3b1g Thu 22-Nov-12 16:05:01

To start with, ours earned computer time too. 10 minutes of practice = ten minutes on Moshi Monsters or whatever the current favourite is. Now they have got into a routine, I no longer need to bribe any of them directly, but I do expect them to do music practice before watching TV or using computer for non-homework stuff.

UptoapointLordCopper Thu 22-Nov-12 16:06:35

3b1g - that's reassuring. I told DC that the minute they can self-regulate we will stop all this restrictions. I do hope the day will come.

Molehillmountain Thu 22-Nov-12 16:35:42

Ah-even more relieved. Dh lets her have the same number of mins on his iPad as practice done when she does it with him. So I will continue to support him (and not disagree as I was inclined to before this thread wink)

flussymummy Thu 22-Nov-12 20:09:12

I'm all for morning sessions too. If it becomes part of the routine they'll just do it without much thought and it frees up time for relaxing/playing/homework later on when they are tired. I did 20 mins every morning from age 7 and quite often played piano for fun in the evenings because the "work" had already been done that day.

somanymiles Thu 22-Nov-12 20:21:50

Routine, 10 mins a day should be fine. I always told my DS and DD I was happy to pay for music lessons as long as they practiced but if they didn't, or if I had to nag them, then lessons would be over at the end of term. Has worked fine. (I am a piano teacher btw.) The practice really is crucial or she won't make any progress.

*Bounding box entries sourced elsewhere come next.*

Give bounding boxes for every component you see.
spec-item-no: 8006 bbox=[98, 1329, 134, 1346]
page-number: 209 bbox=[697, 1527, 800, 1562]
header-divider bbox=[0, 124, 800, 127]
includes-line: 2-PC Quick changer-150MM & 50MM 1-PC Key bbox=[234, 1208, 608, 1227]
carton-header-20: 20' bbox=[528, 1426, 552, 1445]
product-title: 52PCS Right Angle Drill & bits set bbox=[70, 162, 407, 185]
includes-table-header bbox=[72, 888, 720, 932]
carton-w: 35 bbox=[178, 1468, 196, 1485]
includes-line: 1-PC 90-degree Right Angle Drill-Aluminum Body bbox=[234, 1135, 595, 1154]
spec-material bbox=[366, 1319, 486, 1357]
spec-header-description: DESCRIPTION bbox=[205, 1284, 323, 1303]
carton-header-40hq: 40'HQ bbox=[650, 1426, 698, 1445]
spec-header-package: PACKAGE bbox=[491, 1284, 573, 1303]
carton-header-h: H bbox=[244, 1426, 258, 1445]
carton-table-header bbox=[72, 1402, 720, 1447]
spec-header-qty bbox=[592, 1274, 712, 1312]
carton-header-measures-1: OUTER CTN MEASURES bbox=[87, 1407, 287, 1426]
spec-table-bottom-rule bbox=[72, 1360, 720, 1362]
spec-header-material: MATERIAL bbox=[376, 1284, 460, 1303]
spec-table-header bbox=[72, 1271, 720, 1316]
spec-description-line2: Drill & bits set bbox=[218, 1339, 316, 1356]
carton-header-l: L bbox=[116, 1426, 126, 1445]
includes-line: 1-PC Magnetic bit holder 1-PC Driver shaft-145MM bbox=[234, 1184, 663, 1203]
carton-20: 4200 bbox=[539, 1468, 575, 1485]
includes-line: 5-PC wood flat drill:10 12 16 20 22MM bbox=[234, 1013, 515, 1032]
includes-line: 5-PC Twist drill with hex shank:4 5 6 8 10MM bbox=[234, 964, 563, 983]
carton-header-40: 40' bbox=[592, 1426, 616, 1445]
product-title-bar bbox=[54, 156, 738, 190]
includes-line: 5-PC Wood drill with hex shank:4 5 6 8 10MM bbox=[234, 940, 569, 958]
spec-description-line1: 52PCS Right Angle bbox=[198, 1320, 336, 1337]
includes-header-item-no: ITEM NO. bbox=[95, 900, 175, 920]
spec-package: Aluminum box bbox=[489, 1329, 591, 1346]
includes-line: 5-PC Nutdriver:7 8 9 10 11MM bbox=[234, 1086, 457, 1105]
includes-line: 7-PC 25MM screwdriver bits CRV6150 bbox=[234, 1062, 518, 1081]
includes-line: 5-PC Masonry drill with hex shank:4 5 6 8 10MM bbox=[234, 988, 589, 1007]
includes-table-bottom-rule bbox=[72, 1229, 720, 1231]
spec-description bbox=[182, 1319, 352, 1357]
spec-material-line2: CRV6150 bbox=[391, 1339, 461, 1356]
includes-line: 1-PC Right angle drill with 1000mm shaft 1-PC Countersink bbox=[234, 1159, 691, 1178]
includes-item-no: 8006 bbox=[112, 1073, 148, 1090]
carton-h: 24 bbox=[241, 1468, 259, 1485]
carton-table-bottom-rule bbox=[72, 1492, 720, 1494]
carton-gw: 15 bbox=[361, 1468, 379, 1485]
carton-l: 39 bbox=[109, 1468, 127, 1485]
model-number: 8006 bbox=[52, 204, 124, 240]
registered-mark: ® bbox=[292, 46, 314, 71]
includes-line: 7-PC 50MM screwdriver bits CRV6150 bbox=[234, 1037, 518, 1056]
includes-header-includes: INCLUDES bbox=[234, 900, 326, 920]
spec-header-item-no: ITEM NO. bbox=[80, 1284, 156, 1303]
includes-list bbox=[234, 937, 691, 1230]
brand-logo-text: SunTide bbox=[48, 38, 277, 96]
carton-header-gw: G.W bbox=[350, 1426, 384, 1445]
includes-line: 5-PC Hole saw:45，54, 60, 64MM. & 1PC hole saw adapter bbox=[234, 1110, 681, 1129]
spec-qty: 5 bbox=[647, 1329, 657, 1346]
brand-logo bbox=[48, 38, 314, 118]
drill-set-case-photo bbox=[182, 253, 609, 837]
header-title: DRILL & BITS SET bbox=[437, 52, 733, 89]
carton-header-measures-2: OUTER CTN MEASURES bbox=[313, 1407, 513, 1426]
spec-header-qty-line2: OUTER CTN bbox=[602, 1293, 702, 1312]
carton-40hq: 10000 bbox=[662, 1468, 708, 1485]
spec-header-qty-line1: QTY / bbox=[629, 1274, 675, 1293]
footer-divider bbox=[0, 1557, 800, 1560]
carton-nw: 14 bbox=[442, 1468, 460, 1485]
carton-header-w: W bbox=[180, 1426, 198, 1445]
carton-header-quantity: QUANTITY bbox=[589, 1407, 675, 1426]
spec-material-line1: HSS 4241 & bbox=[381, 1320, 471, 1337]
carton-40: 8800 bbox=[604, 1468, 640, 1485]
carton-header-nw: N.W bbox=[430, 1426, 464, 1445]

If she is really reluctant to practice it could be that she likes music but is on the wrong instrument? DD went through violin and cello before she discovered the flute, and DS went through piano and pipe organ (I know!) before finding the sax.

Molehillmountain Fri 23-Nov-12 08:48:45

Bless the music co ordinator at dd's school. Dropped dd for her piano lesson this morning and just caught her and asked if she felt it was normal to find practising a bit tough to start with (of course I knew it really, thank you mumsnet smile). She smiled, rolled her eyes and said "to begin with? I find it tough with my sixteen year old! You're doing so well if you're getting dd to practise at all!" I walked out an inch taller. What with that and all your help yesterday I feel it's doable. And I'm going to buy a moshi for dd today.